En l’espace de quelques mois seulement, plus de 11.000 appareils ont déjà été compromis, avec un rythme inquiétant d’environ 2.000 nouvelles infections par semaine.
Les cybercriminels derrière cette offensive ne se contentent plus de cibler un seul marché. Ils étendent désormais leurs attaques aux pays francophones et arabophones, parmi lesquels la France, l’Espagne, le Portugal, le Royaume, ainsi que d’autres pays du Maghreb et du Moyen-Orient.
PlayPraetor ne se propage pas via le Google Play Store officiel, mais exploite une stratégie d’ingénierie sociale sophistiquée, écrit-on. Les victimes sont redirigées vers de faux sites imitant l’interface de Google Play, souvent accessibles par le biais de publicités trompeuses ou de messages SMS frauduleux.
Une fois l’application téléchargée, le malware active en arrière-plan les services d’accessibilité d’Android. Ce mécanisme lui offre un contrôle quasi-total sur l’appareil, écrit Finances News Hebdo. Il est ainsi capable d’interagir avec les applications installées, de lire les messages reçus, d’intercepter les frappes clavier et même de diffuser en temps réel tout ce qui s’affiche sur l’écran.
Cette combinaison d’actions donne aux attaquants un accès quasi illimité aux informations personnelles et aux habitudes de l’utilisateur. L’objectif de PlayPraetor est de voler des identifiants financiers. Le logiciel malveillant peut superposer de fausses pages de connexion à plus de 200 applications bancaires ou de portefeuilles de cryptomonnaies. Les informations saisies sont ensuite transmises vers un serveur distant localisé en Chine, où elles sont exploitées par des réseaux criminels organisés.

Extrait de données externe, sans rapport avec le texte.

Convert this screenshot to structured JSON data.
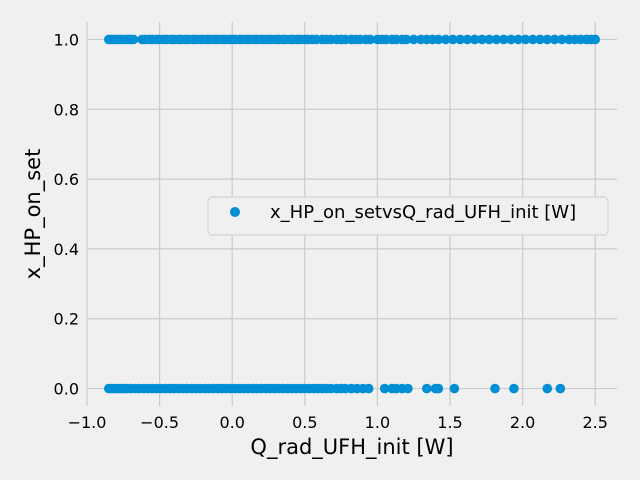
{
  "chart_data": {
    "type": "scatter",
    "xlabel": "Q_rad_UFH_init [W]",
    "ylabel": "x_HP_on_set",
    "xlim": [
      -1.0,
      2.65
    ],
    "ylim": [
      -0.05,
      1.05
    ],
    "x_ticks": [
      -1.0,
      -0.5,
      0.0,
      0.5,
      1.0,
      1.5,
      2.0,
      2.5
    ],
    "x_tick_labels": [
      "−1.0",
      "−0.5",
      "0.0",
      "0.5",
      "1.0",
      "1.5",
      "2.0",
      "2.5"
    ],
    "y_ticks": [
      0.0,
      0.2,
      0.4,
      0.6,
      0.8,
      1.0
    ],
    "y_tick_labels": [
      "0.0",
      "0.2",
      "0.4",
      "0.6",
      "0.8",
      "1.0"
    ],
    "grid": true,
    "legend_position": "center-right",
    "series": [
      {
        "name": "x_HP_on_setvsQ_rad_UFH_init [W]",
        "color": "#008fd5",
        "points": [
          [
            -0.85,
            1
          ],
          [
            -0.83,
            1
          ],
          [
            -0.81,
            1
          ],
          [
            -0.79,
            1
          ],
          [
            -0.77,
            1
          ],
          [
            -0.75,
            1
          ],
          [
            -0.72,
            1
          ],
          [
            -0.7,
            1
          ],
          [
            -0.68,
            1
          ],
          [
            -0.62,
            1
          ],
          [
            -0.6,
            1
          ],
          [
            -0.57,
            1
          ],
          [
            -0.55,
            1
          ],
          [
            -0.52,
            1
          ],
          [
            -0.5,
            1
          ],
          [
            -0.47,
            1
          ],
          [
            -0.45,
            1
          ],
          [
            -0.42,
            1
          ],
          [
            -0.4,
            1
          ],
          [
            -0.37,
            1
          ],
          [
            -0.35,
            1
          ],
          [
            -0.32,
            1
          ],
          [
            -0.3,
            1
          ],
          [
            -0.27,
            1
          ],
          [
            -0.25,
            1
          ],
          [
            -0.22,
            1
          ],
          [
            -0.2,
            1
          ],
          [
            -0.17,
            1
          ],
          [
            -0.15,
            1
          ],
          [
            -0.12,
            1
          ],
          [
            -0.1,
            1
          ],
          [
            -0.07,
            1
          ],
          [
            -0.05,
            1
          ],
          [
            -0.02,
            1
          ],
          [
            0.0,
            1
          ],
          [
            0.02,
            1
          ],
          [
            0.05,
            1
          ],
          [
            0.07,
            1
          ],
          [
            0.1,
            1
          ],
          [
            0.12,
            1
          ],
          [
            0.15,
            1
          ],
          [
            0.17,
            1
          ],
          [
            0.2,
            1
          ],
          [
            0.22,
            1
          ],
          [
            0.25,
            1
          ],
          [
            0.27,
            1
          ],
          [
            0.3,
            1
          ],
          [
            0.32,
            1
          ],
          [
            0.35,
            1
          ],
          [
            0.37,
            1
          ],
          [
            0.4,
            1
          ],
          [
            0.42,
            1
          ],
          [
            0.45,
            1
          ],
          [
            0.47,
            1
          ],
          [
            0.5,
            1
          ],
          [
            0.52,
            1
          ],
          [
            0.55,
            1
          ],
          [
            0.58,
            1
          ],
          [
            0.62,
            1
          ],
          [
            0.65,
            1
          ],
          [
            0.68,
            1
          ],
          [
            0.72,
            1
          ],
          [
            0.75,
            1
          ],
          [
            0.78,
            1
          ],
          [
            0.82,
            1
          ],
          [
            0.85,
            1
          ],
          [
            0.88,
            1
          ],
          [
            0.92,
            1
          ],
          [
            0.95,
            1
          ],
          [
            1.0,
            1
          ],
          [
            1.03,
            1
          ],
          [
            1.06,
            1
          ],
          [
            1.1,
            1
          ],
          [
            1.13,
            1
          ],
          [
            1.17,
            1
          ],
          [
            1.2,
            1
          ],
          [
            1.25,
            1
          ],
          [
            1.3,
            1
          ],
          [
            1.34,
            1
          ],
          [
            1.38,
            1
          ],
          [
            1.42,
            1
          ],
          [
            1.47,
            1
          ],
          [
            1.52,
            1
          ],
          [
            1.57,
            1
          ],
          [
            1.62,
            1
          ],
          [
            1.67,
            1
          ],
          [
            1.72,
            1
          ],
          [
            1.77,
            1
          ],
          [
            1.82,
            1
          ],
          [
            1.87,
            1
          ],
          [
            1.92,
            1
          ],
          [
            1.97,
            1
          ],
          [
            2.02,
            1
          ],
          [
            2.07,
            1
          ],
          [
            2.12,
            1
          ],
          [
            2.17,
            1
          ],
          [
            2.22,
            1
          ],
          [
            2.27,
            1
          ],
          [
            2.32,
            1
          ],
          [
            2.36,
            1
          ],
          [
            2.4,
            1
          ],
          [
            2.44,
            1
          ],
          [
            2.47,
            1
          ],
          [
            2.5,
            1
          ],
          [
            -0.85,
            0
          ],
          [
            -0.83,
            0
          ],
          [
            -0.81,
            0
          ],
          [
            -0.79,
            0
          ],
          [
            -0.77,
            0
          ],
          [
            -0.75,
            0
          ],
          [
            -0.73,
            0
          ],
          [
            -0.7,
            0
          ],
          [
            -0.67,
            0
          ],
          [
            -0.64,
            0
          ],
          [
            -0.61,
            0
          ],
          [
            -0.58,
            0
          ],
          [
            -0.55,
            0
          ],
          [
            -0.52,
            0
          ],
          [
            -0.49,
            0
          ],
          [
            -0.46,
            0
          ],
          [
            -0.43,
            0
          ],
          [
            -0.4,
            0
          ],
          [
            -0.37,
            0
          ],
          [
            -0.34,
            0
          ],
          [
            -0.31,
            0
          ],
          [
            -0.28,
            0
          ],
          [
            -0.25,
            0
          ],
          [
            -0.22,
            0
          ],
          [
            -0.19,
            0
          ],
          [
            -0.16,
            0
          ],
          [
            -0.13,
            0
          ],
          [
            -0.1,
            0
          ],
          [
            -0.07,
            0
          ],
          [
            -0.04,
            0
          ],
          [
            -0.01,
            0
          ],
          [
            0.02,
            0
          ],
          [
            0.05,
            0
          ],
          [
            0.08,
            0
          ],
          [
            0.11,
            0
          ],
          [
            0.14,
            0
          ],
          [
            0.17,
            0
          ],
          [
            0.2,
            0
          ],
          [
            0.23,
            0
          ],
          [
            0.26,
            0
          ],
          [
            0.29,
            0
          ],
          [
            0.32,
            0
          ],
          [
            0.35,
            0
          ],
          [
            0.38,
            0
          ],
          [
            0.41,
            0
          ],
          [
            0.44,
            0
          ],
          [
            0.47,
            0
          ],
          [
            0.5,
            0
          ],
          [
            0.53,
            0
          ],
          [
            0.56,
            0
          ],
          [
            0.59,
            0
          ],
          [
            0.62,
            0
          ],
          [
            0.65,
            0
          ],
          [
            0.68,
            0
          ],
          [
            0.72,
            0
          ],
          [
            0.75,
            0
          ],
          [
            0.78,
            0
          ],
          [
            0.82,
            0
          ],
          [
            0.86,
            0
          ],
          [
            0.9,
            0
          ],
          [
            0.94,
            0
          ],
          [
            1.05,
            0
          ],
          [
            1.1,
            0
          ],
          [
            1.13,
            0
          ],
          [
            1.17,
            0
          ],
          [
            1.21,
            0
          ],
          [
            1.34,
            0
          ],
          [
            1.4,
            0
          ],
          [
            1.42,
            0
          ],
          [
            1.53,
            0
          ],
          [
            1.81,
            0
          ],
          [
            1.94,
            0
          ],
          [
            2.17,
            0
          ],
          [
            2.26,
            0
          ]
        ]
      }
    ]
  }
}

L’un des aspects les plus inquiétants de PlayPraetor réside dans son mode de fonctionnement en «Malware-as-a-Service» (MaaS). Ce modèle permet à ses concepteurs de louer ou vendre l’outil à d’autres groupes criminels. Résultat: la propagation est plus rapide, le ciblage plus précis et la menace plus difficile à contenir, ajoute le magazine.
Selon Cleafy, deux groupes majeurs concentreraient à eux seuls plus de 60% des infections, avec une base d’opération historiquement tournée vers les pays lusophones, mais qui s’étend désormais vers les marchés hispanophones et arabophones.
Depuis sa découverte, cinq variantes de PlayPraetor ont été recensées. La plus redoutable, baptisée Phantom, est capable de réaliser des transactions frauduleuses directement depuis l’appareil infecté, sans éveiller le moindre soupçon chez la victime.
Grâce à une combinaison de connexion WebSocket et de protocole RTMP, les attaquants peuvent prendre le contrôle du téléphone en direct, comme s’ils le tenaient en main.